First, there is typically strong demand for affordable housing, but new apartment development this cycle and low wage growth has driven affordable housing demand up. “It is a paradox,” says Needell. “The cost of new construction goes up, so the more that you build new, the less affordable housing is available because you have either torn down or gentrified affordable units. On top of that, millennials, which is a great demand set, have an inability to pay for the highest quality apartments, and when you combine that with demographic demand, you end up with a need for affordable housing greater than it has been in the past.”

The dynamics of affordable housing, however, are the key to the strong returns in the segment.
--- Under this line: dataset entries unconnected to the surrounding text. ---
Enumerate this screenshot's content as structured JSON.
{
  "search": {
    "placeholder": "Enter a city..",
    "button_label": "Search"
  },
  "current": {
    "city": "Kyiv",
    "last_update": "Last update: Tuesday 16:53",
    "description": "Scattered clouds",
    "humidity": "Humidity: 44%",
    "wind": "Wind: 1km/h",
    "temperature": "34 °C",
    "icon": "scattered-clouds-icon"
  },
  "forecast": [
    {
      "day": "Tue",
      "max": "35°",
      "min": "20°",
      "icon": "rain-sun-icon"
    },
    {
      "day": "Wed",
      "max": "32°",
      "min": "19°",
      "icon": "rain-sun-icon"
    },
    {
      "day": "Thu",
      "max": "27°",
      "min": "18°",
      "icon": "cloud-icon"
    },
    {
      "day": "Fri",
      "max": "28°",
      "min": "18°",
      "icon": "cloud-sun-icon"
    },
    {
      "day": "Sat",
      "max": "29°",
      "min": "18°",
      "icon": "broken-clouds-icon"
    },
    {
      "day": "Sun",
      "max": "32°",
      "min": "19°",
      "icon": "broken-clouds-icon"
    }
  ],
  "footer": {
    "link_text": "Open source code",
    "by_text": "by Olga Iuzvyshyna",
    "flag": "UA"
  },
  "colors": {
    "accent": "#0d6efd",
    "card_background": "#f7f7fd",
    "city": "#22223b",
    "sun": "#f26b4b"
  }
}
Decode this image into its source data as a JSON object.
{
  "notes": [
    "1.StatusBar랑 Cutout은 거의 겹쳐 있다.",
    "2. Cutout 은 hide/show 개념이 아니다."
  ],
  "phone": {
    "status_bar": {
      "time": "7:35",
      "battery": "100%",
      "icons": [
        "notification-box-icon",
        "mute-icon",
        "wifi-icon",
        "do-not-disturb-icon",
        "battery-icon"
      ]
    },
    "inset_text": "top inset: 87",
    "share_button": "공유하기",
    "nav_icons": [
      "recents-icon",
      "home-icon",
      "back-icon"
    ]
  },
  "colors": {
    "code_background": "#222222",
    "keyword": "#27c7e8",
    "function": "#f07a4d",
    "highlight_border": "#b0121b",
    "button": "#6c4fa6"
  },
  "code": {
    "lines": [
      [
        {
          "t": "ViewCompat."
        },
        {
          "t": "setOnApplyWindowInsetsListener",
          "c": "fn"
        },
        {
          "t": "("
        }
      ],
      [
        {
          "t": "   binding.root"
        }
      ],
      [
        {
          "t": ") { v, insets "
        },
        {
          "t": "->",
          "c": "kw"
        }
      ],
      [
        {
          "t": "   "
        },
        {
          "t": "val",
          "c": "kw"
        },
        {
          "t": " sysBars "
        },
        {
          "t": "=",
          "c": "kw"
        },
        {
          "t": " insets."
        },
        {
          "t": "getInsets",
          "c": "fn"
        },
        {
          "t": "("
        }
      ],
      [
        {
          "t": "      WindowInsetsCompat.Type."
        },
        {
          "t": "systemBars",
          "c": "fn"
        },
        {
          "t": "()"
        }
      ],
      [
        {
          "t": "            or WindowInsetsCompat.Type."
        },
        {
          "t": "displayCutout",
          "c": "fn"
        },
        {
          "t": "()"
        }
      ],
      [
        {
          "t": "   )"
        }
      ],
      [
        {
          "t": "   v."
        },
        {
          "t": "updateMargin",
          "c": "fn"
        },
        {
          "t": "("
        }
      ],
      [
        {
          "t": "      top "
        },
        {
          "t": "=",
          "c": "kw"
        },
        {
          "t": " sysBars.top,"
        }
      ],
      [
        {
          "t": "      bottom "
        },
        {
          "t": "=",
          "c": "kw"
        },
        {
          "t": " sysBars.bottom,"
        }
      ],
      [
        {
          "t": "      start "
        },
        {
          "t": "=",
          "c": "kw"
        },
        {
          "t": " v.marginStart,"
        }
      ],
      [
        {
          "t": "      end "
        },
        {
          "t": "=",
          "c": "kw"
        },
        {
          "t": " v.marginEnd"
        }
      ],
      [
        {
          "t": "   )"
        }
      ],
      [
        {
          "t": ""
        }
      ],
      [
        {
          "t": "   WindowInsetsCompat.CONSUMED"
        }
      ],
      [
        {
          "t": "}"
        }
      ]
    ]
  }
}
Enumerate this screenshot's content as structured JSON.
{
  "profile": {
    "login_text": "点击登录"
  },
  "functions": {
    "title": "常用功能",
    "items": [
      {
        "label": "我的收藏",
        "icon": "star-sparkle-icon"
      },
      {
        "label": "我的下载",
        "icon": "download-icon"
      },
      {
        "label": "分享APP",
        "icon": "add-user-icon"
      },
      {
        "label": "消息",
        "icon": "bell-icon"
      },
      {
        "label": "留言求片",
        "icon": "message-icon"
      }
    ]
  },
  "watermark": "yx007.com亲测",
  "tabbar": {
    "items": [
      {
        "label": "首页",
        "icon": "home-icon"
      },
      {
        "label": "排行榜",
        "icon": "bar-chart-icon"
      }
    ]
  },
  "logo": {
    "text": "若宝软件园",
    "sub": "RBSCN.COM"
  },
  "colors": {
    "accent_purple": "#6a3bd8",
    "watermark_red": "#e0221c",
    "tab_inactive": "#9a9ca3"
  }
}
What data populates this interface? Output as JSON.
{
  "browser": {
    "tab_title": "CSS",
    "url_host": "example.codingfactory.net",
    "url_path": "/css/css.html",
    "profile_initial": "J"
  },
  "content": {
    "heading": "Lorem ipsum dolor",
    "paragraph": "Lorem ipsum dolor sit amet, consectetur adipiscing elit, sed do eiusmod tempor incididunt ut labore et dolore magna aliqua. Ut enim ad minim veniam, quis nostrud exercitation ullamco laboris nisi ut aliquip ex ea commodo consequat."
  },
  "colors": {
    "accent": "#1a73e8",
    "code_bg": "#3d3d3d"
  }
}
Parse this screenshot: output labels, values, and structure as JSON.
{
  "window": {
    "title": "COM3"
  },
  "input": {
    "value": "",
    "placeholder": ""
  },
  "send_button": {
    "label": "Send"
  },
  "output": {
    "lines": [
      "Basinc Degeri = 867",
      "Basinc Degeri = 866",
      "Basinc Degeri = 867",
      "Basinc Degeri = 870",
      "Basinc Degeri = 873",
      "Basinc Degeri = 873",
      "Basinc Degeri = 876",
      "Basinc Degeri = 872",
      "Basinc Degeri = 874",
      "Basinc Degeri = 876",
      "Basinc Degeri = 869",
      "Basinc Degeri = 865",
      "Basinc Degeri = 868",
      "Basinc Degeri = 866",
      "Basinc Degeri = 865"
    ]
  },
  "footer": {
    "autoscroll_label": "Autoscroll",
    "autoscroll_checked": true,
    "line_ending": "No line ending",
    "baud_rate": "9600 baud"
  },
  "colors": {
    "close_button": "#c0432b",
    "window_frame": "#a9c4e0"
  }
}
Despite below market rents, affordable housing has better occupancy and less volatility than market-rate units. “LIHTC properties and restricted rent properties tend to have very low credit loss rates, because people have a deal,” says Needell. “We have virtually no one that moves out or is late on rent because they are getting a good deal, so our credit loss on revenue has been less than 30 basis points, which is lower than class-A. The reality is that the credit quality of a low-class-B property is competitive if not better than a class-A property next to it. That is something that that people haven’t spent the time to understand because there wasn’t enough volume in the sector until recently.”

Affordable housing units also see late-cycle rent growth following later wage growth. “Wage growth is beginning to tick up on the lower-income side. That helps affordable housing,” says Needell. “Income for affordable is calculated with a three-year trailing average, so we get growth in our rents after incomes have gone up, so generally, we are a later cycle rent growth play than market rate.”

And in a recession, affordable housing rents remain stable, especially compared to class-A units. “Rents aren’t adjusted down during a recession, so the discount to market will shrink a little but your occupancy generally doesn’t go down. So, you essentially have a lower beta rent,” says Needell.

Needell also says that there is a misunderstanding about value-add investment within affordable housing. “You can improve units and keep them affordable. Certainly if you upgrade a unit, you expect to get more rent for it, but if you are improving a unit from $800 to $1,000 per month, you are supporting keeping it in the affordable range for longer,” he says. “That is a preservation of the affordable concept.”